Researchers Christopher Ellis, Shreyas Chaudhari, Mei-Yu Wang, Leighton Barnes, Giulia Fanti, and José M. F. Moura have developed a new method called NightVision to infer the architectural properties of large language models (LLMs) despite restrictive API access. The study, titled Black-Box Inference of LLM Architectural Properties with Restrictive API Access, was submitted on July 1, 2026, and highlights the challenges faced by developers when limited API information is provided.
NightVision: A New Approach to LLM Analysis
NightVision employs a novel prompting technique to extract log probabilities for specific output tokens, allowing researchers to estimate crucial architectural parameters. Despite the limitations imposed by LLM providers—who often restrict API access to a single logit for each token—NightVision successfully estimates the hidden dimension, depth, and parameter count of various LLMs. This method underscores the inadequacy of current restrictions in fully concealing model architectures.

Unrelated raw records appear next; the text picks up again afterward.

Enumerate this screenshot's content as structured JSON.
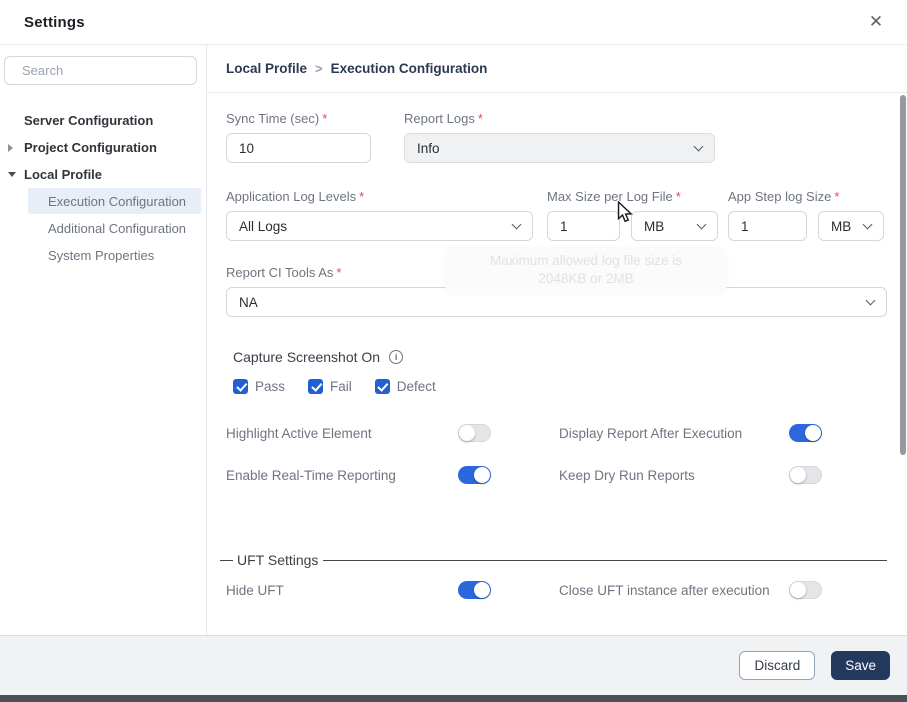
{
  "dialog": {
    "title": "Settings",
    "close_glyph": "✕"
  },
  "sidebar": {
    "search_placeholder": "Search",
    "items": [
      {
        "label": "Server Configuration"
      },
      {
        "label": "Project Configuration"
      },
      {
        "label": "Local Profile"
      }
    ],
    "sub_items": [
      {
        "label": "Execution Configuration",
        "selected": true
      },
      {
        "label": "Additional Configuration",
        "selected": false
      },
      {
        "label": "System Properties",
        "selected": false
      }
    ]
  },
  "breadcrumb": {
    "parent": "Local Profile",
    "separator": ">",
    "current": "Execution Configuration"
  },
  "form": {
    "sync_time": {
      "label": "Sync Time (sec)",
      "required": "*",
      "value": "10"
    },
    "report_logs": {
      "label": "Report Logs",
      "required": "*",
      "value": "Info"
    },
    "app_log_levels": {
      "label": "Application Log Levels",
      "required": "*",
      "value": "All Logs"
    },
    "max_size": {
      "label": "Max Size per Log File",
      "required": "*",
      "value": "1",
      "unit": "MB"
    },
    "app_step_size": {
      "label": "App Step log Size",
      "required": "*",
      "value": "1",
      "unit": "MB"
    },
    "report_ci": {
      "label": "Report CI Tools As",
      "required": "*",
      "value": "NA"
    },
    "tooltip": "Maximum allowed log file size is 2048KB or 2MB",
    "capture": {
      "label": "Capture Screenshot On",
      "options": [
        {
          "label": "Pass",
          "checked": true
        },
        {
          "label": "Fail",
          "checked": true
        },
        {
          "label": "Defect",
          "checked": true
        }
      ]
    },
    "toggles": [
      {
        "label": "Highlight Active Element",
        "on": false
      },
      {
        "label": "Display Report After Execution",
        "on": true
      },
      {
        "label": "Enable Real-Time Reporting",
        "on": true
      },
      {
        "label": "Keep Dry Run Reports",
        "on": false
      }
    ],
    "uft": {
      "section": "UFT Settings",
      "toggles": [
        {
          "label": "Hide UFT",
          "on": true
        },
        {
          "label": "Close UFT instance after execution",
          "on": false
        }
      ]
    }
  },
  "footer": {
    "discard": "Discard",
    "save": "Save"
  },
  "colors": {
    "accent_blue": "#2c68dd",
    "checkbox_blue": "#2160d3",
    "save_navy": "#233a5e",
    "required_red": "#e5484d",
    "selected_item_bg": "#e8eef8"
  }
}
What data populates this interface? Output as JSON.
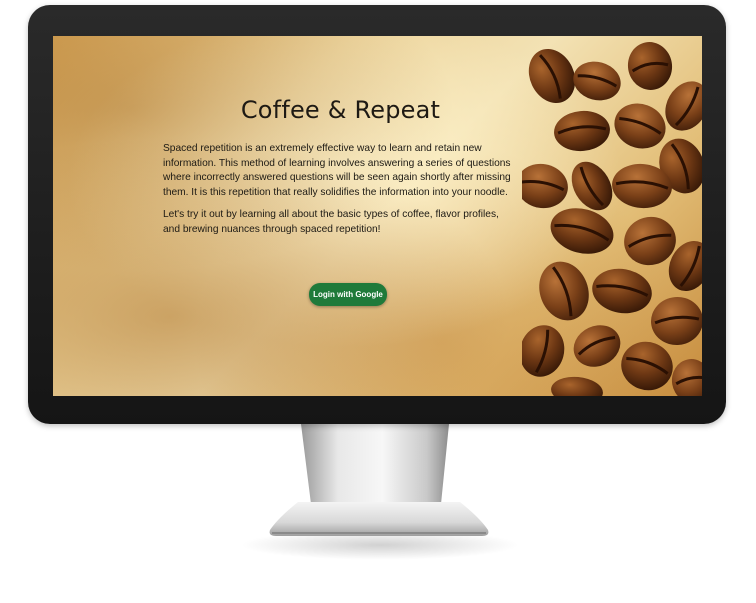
{
  "app": {
    "title": "Coffee & Repeat",
    "intro_paragraph": "Spaced repetition is an extremely effective way to learn and retain new information. This method of learning involves answering a series of questions where incorrectly answered questions will be seen again shortly after missing them. It is this repetition that really solidifies the information into your noodle.",
    "cta_paragraph": "Let's try it out by learning all about the basic types of coffee, flavor profiles, and brewing nuances through spaced repetition!",
    "login_button_label": "Login with Google"
  },
  "colors": {
    "button_green": "#1f7a3a",
    "bezel": "#1a1a1a",
    "title_text": "#1e1a14"
  },
  "icons": {
    "background_image": "coffee-beans-image"
  }
}
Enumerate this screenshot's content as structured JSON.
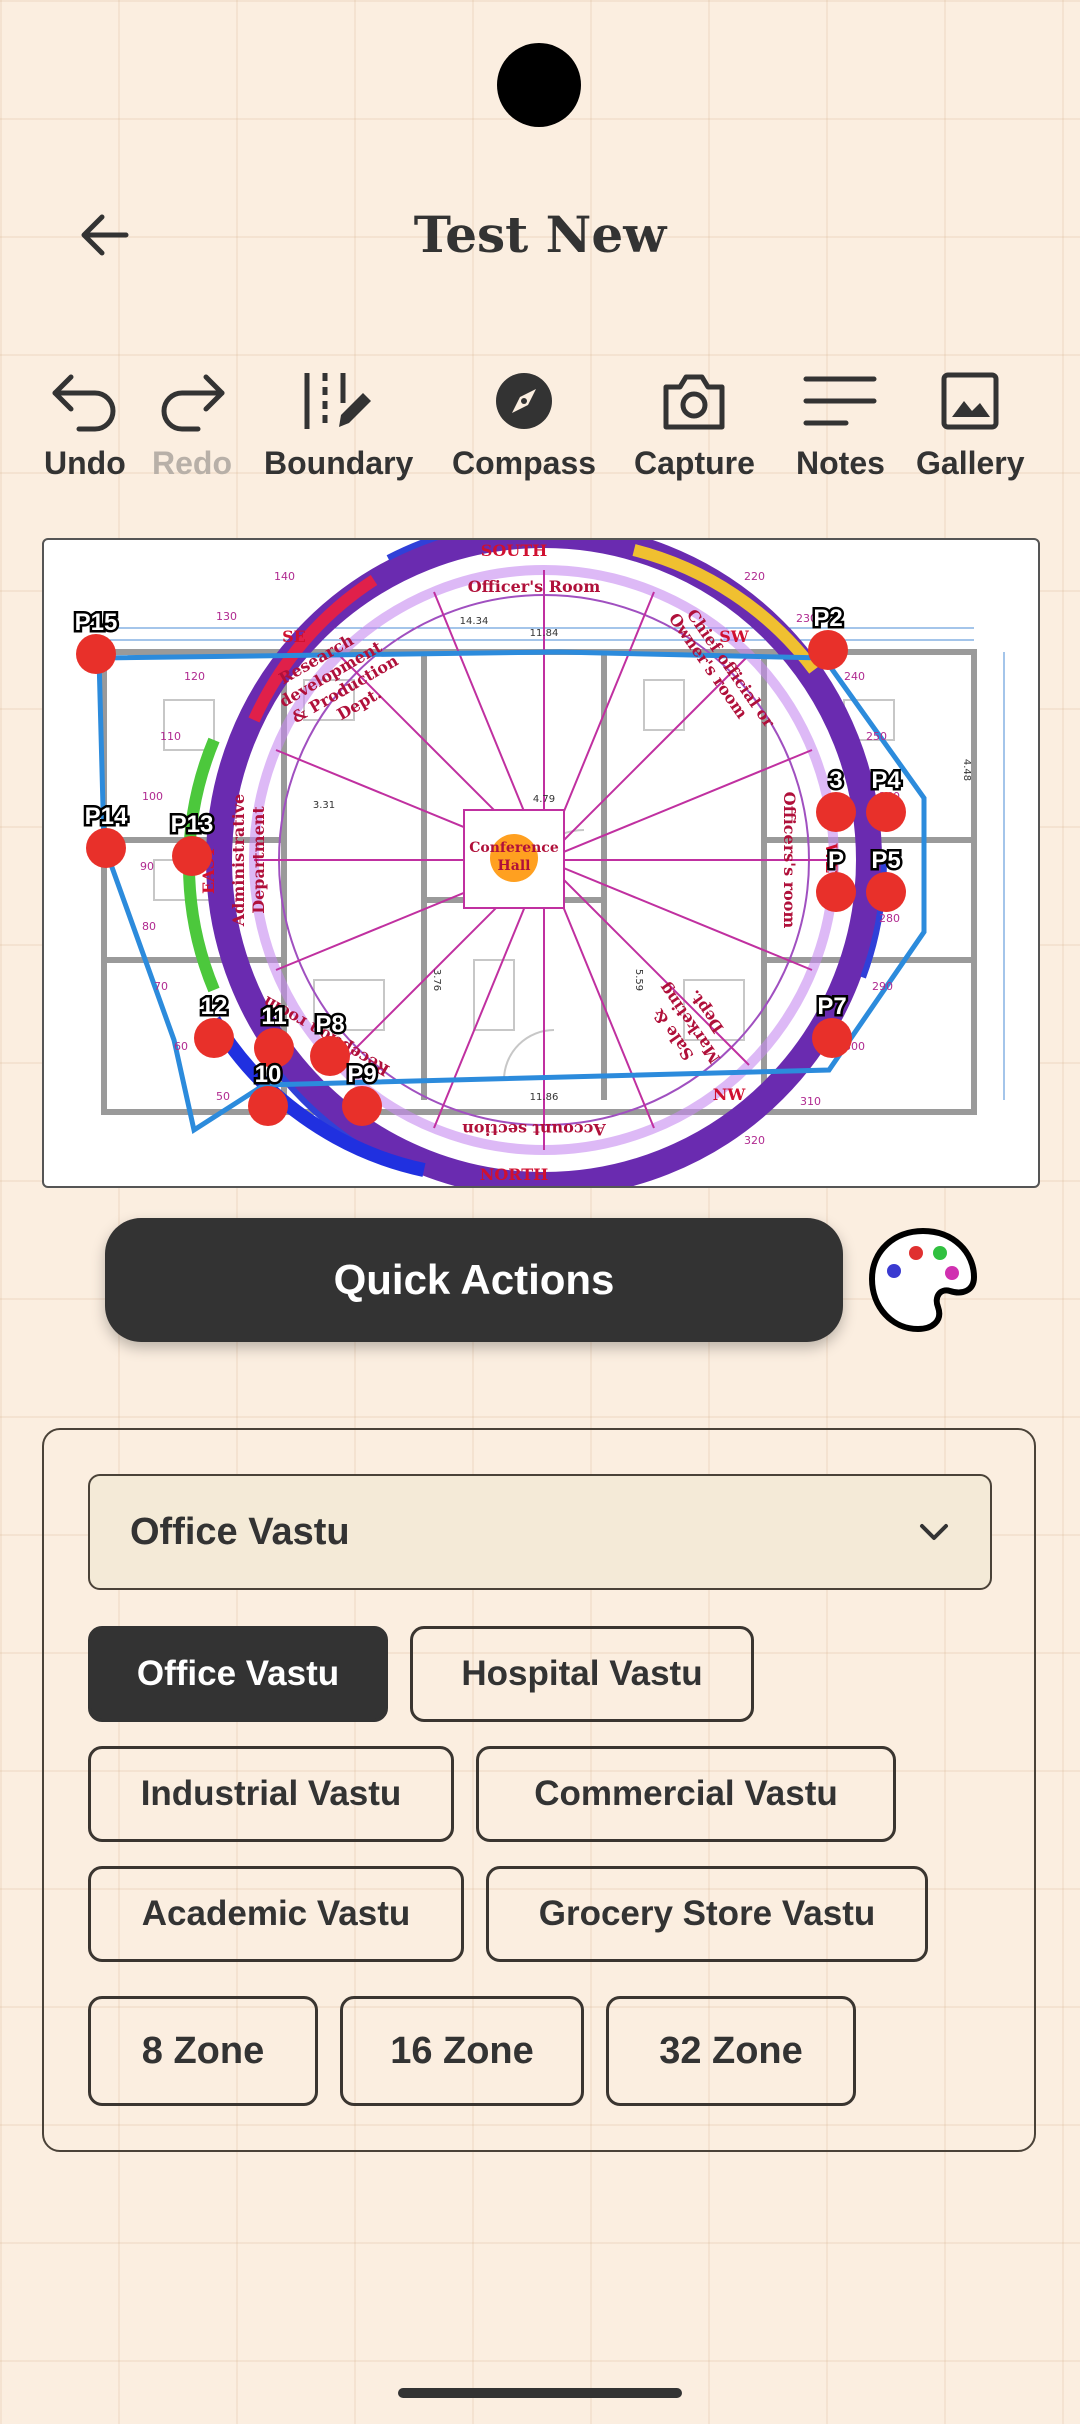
{
  "header": {
    "title": "Test New"
  },
  "toolbar": {
    "undo": "Undo",
    "redo": "Redo",
    "boundary": "Boundary",
    "compass": "Compass",
    "capture": "Capture",
    "notes": "Notes",
    "gallery": "Gallery"
  },
  "map": {
    "directions": {
      "south": "SOUTH",
      "north": "NORTH",
      "east": "EAST",
      "west": "WEST",
      "se": "SE",
      "sw": "SW",
      "nw": "NW"
    },
    "rooms": {
      "officers_room": "Officer's Room",
      "research": [
        "Research",
        "development",
        "& Production",
        "Dept."
      ],
      "chief": [
        "Chief official or",
        "Owner's room"
      ],
      "admin": [
        "Administrative",
        "Department"
      ],
      "conference": [
        "Conference",
        "Hall"
      ],
      "officers_room_w": "Officers's room",
      "reception": "Reception room",
      "sale": [
        "Sale &",
        "Marketing",
        "Dept."
      ],
      "account": "Account section"
    },
    "dims": {
      "d1": "14.34",
      "d2": "11.84",
      "d3": "3.31",
      "d4": "4.79",
      "d5": "11.86",
      "d6": "3.76",
      "d7": "5.59",
      "d8": "4.48"
    },
    "ring_ticks": [
      "140",
      "130",
      "120",
      "110",
      "100",
      "90",
      "80",
      "70",
      "60",
      "50",
      "220",
      "230",
      "240",
      "250",
      "260",
      "270",
      "280",
      "290",
      "300",
      "310",
      "320"
    ],
    "points": [
      "P15",
      "P2",
      "P14",
      "P13",
      "3",
      "P4",
      "P",
      "P5",
      "12",
      "11",
      "P8",
      "10",
      "P9",
      "P7"
    ]
  },
  "quick_actions": {
    "label": "Quick Actions"
  },
  "vastu": {
    "selected": "Office Vastu",
    "chips": [
      "Office Vastu",
      "Hospital Vastu",
      "Industrial Vastu",
      "Commercial Vastu",
      "Academic Vastu",
      "Grocery Store Vastu"
    ],
    "zones": [
      "8 Zone",
      "16 Zone",
      "32 Zone"
    ]
  },
  "colors": {
    "dark": "#333333",
    "point": "#e8302a",
    "boundary": "#2c8bdc",
    "ring": "#6a2bb0"
  }
}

Through empirical evaluations of 32 open-source LLMs, the researchers recovered the hidden dimension with an average relative error of 23%. For models exceeding three billion parameters, estimates of depth and parameter count were within 53%. These findings raise questions about the effectiveness of current API restrictions.
Implications of Limited API Access
The research indicates that as LLM providers tighten API access, significant architectural details remain retrievable through innovative techniques like NightVision. This revelation poses challenges for both developers and users, as the ability to analyze LLM architectures directly impacts the understanding of their capabilities and limitations.